Coral outage this evening ...

John Shott shott at
Sat May 31 23:34:22 PDT 2003

Bill and Mike:

I received a "Coral is Dead" phone call this evening.  When I tried to check
it out from home, I had a hard time reaching anything, network-wise.

I came in and found that /var/lob/coral/eqmgr.log reported some failures in
reaching the walker box.

And ping and traceroute couldn't get to walker from atu ....

Also, on the atu screen,  there are a bunch of in.mpathd errors ...

Not knowing exactly what to do, I did 2 things:

1. I power cycled our switch.

2. I did an "/etc/initinet stop" and "/etc/inetinit start" on atu.

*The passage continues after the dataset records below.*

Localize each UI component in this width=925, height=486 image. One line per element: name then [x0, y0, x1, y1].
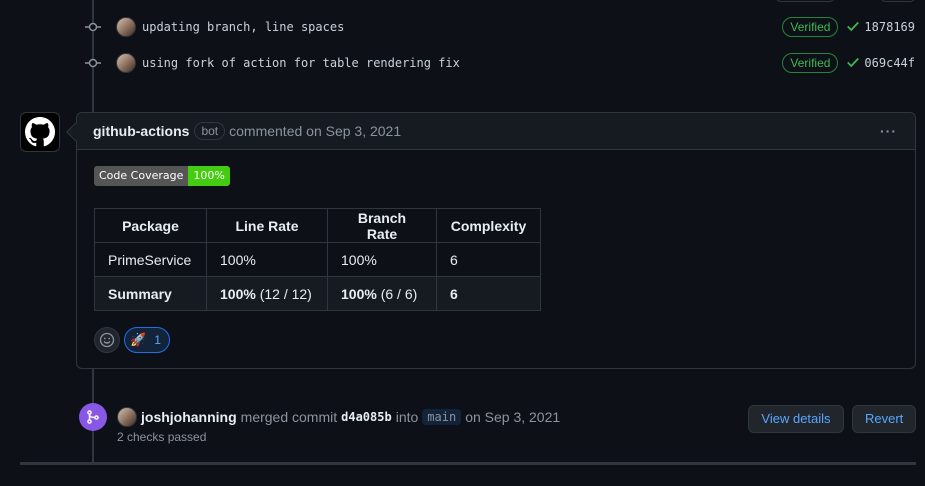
commit-row: using fork of action for table rendering…	[80, 51, 915, 75]
commit-sha-link[interactable]: 1878169	[864, 20, 915, 34]
avatar[interactable]	[116, 53, 136, 73]
summary-branch-rate: 100%	[341, 285, 377, 302]
comment-box: github-actions bot commented on Sep 3, 2…	[66, 112, 916, 369]
table-cell: PrimeService	[94, 242, 207, 277]
smiley-icon[interactable]	[94, 327, 120, 353]
view-details-button[interactable]: View details	[748, 405, 844, 433]
git-commit-icon	[80, 15, 106, 39]
merge-date[interactable]: on Sep 3, 2021	[465, 409, 560, 425]
table-cell: 100% (6 / 6)	[327, 276, 437, 311]
merge-event: joshjohanning merged commit d4a085b into…	[117, 407, 560, 427]
github-logo-avatar[interactable]	[20, 112, 60, 152]
comment-header: github-actions bot commented on Sep 3, 2…	[77, 113, 915, 150]
merge-into-text: into	[395, 409, 419, 425]
verified-badge[interactable]: Verified	[782, 53, 839, 73]
commit-sha-link[interactable]: 069c44f	[864, 56, 915, 70]
table-cell: 100% (12 / 12)	[206, 276, 328, 311]
table-cell: 100%	[327, 242, 437, 277]
table-header: Branch Rate	[327, 208, 437, 243]
revert-button[interactable]: Revert	[852, 405, 916, 433]
checks-status[interactable]: 2 checks passed	[117, 430, 206, 444]
coverage-table: Package Line Rate Branch Rate Complexity…	[94, 208, 541, 311]
timeline-divider	[20, 462, 916, 465]
summary-branch-rate-detail: (6 / 6)	[376, 285, 418, 302]
merge-text: merged commit	[240, 409, 338, 425]
table-row: PrimeService 100% 100% 6	[94, 242, 541, 277]
github-mark-icon	[25, 117, 55, 147]
table-cell: 100%	[206, 242, 328, 277]
verified-badge[interactable]: Verified	[782, 17, 839, 37]
commit-row: updating branch, line spaces Verified 18…	[80, 15, 915, 39]
table-cell: 6	[436, 242, 541, 277]
previous-item-edge	[880, 0, 916, 2]
merge-author[interactable]: joshjohanning	[141, 409, 237, 425]
table-header: Complexity	[436, 208, 541, 243]
check-icon[interactable]	[846, 19, 860, 36]
git-merge-icon	[79, 403, 107, 431]
summary-line-rate: 100%	[220, 285, 256, 302]
commit-message[interactable]: updating branch, line spaces	[142, 20, 782, 34]
reaction-count: 1	[154, 333, 161, 347]
coverage-badge-label: Code Coverage	[94, 166, 189, 186]
avatar[interactable]	[116, 17, 136, 37]
comment-timestamp[interactable]: commented on Sep 3, 2021	[229, 123, 401, 139]
comment-author[interactable]: github-actions	[93, 123, 189, 139]
git-commit-icon	[80, 51, 106, 75]
rocket-icon: 🚀	[130, 332, 147, 347]
kebab-horizontal-icon[interactable]: ···	[880, 123, 897, 139]
coverage-badge: Code Coverage 100%	[94, 166, 230, 186]
previous-item-edge	[775, 0, 835, 2]
table-header: Line Rate	[206, 208, 328, 243]
table-header: Package	[94, 208, 207, 243]
reaction-rocket-button[interactable]: 🚀 1	[124, 327, 170, 353]
coverage-badge-value: 100%	[188, 166, 230, 186]
table-cell: 6	[436, 276, 541, 311]
commit-message[interactable]: using fork of action for table rendering…	[142, 56, 782, 70]
avatar[interactable]	[117, 407, 137, 427]
summary-line-rate-detail: (12 / 12)	[255, 285, 312, 302]
table-cell: Summary	[94, 276, 207, 311]
check-icon[interactable]	[846, 55, 860, 72]
merge-commit-sha[interactable]: d4a085b	[341, 410, 392, 424]
table-row-summary: Summary 100% (12 / 12) 100% (6 / 6) 6	[94, 276, 541, 311]
bot-badge: bot	[194, 122, 226, 140]
branch-label[interactable]: main	[422, 409, 462, 425]
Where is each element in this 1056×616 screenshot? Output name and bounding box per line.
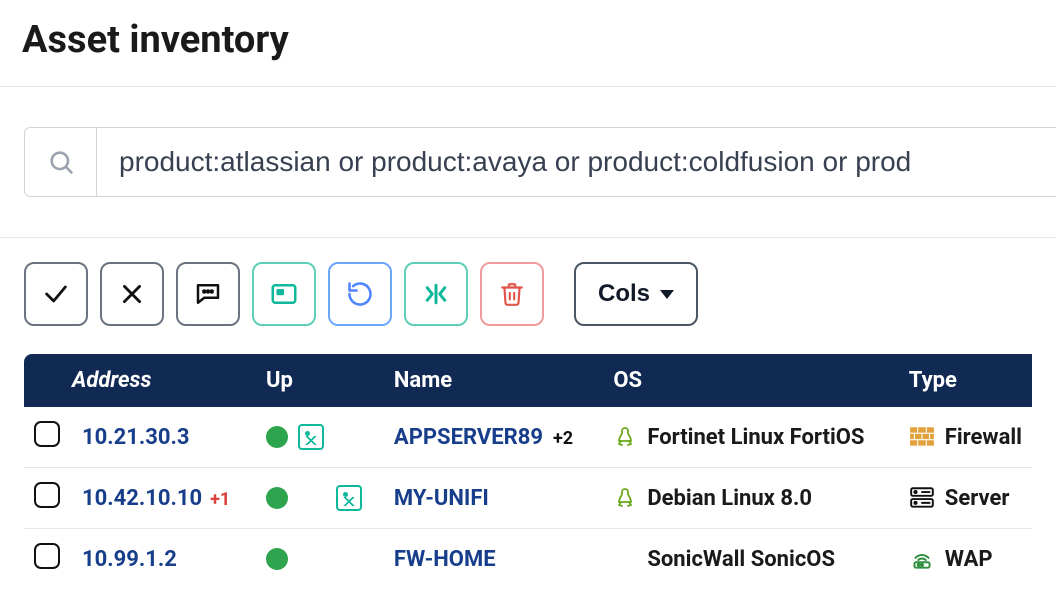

The combination of these things got things going again ... although I don't
know why.

I'm worried that all of those mpathd errors on atu aren't healthy and I'm
worried that the fact that those two actions "fixed" a significant network
outage indicates that the problem is in our side of the world.  I suggest that
on monday we look at the frequency of those in /var/adm/messages.* and see if
it corresponds to the frequency where we see network problems elsewhere.

The fact that a network problem causes us to be getting the "Coral is dead"
calls indicates that this is a serious problem and I think that we need to
come up with a strategy to get to the bottom of this ASAP.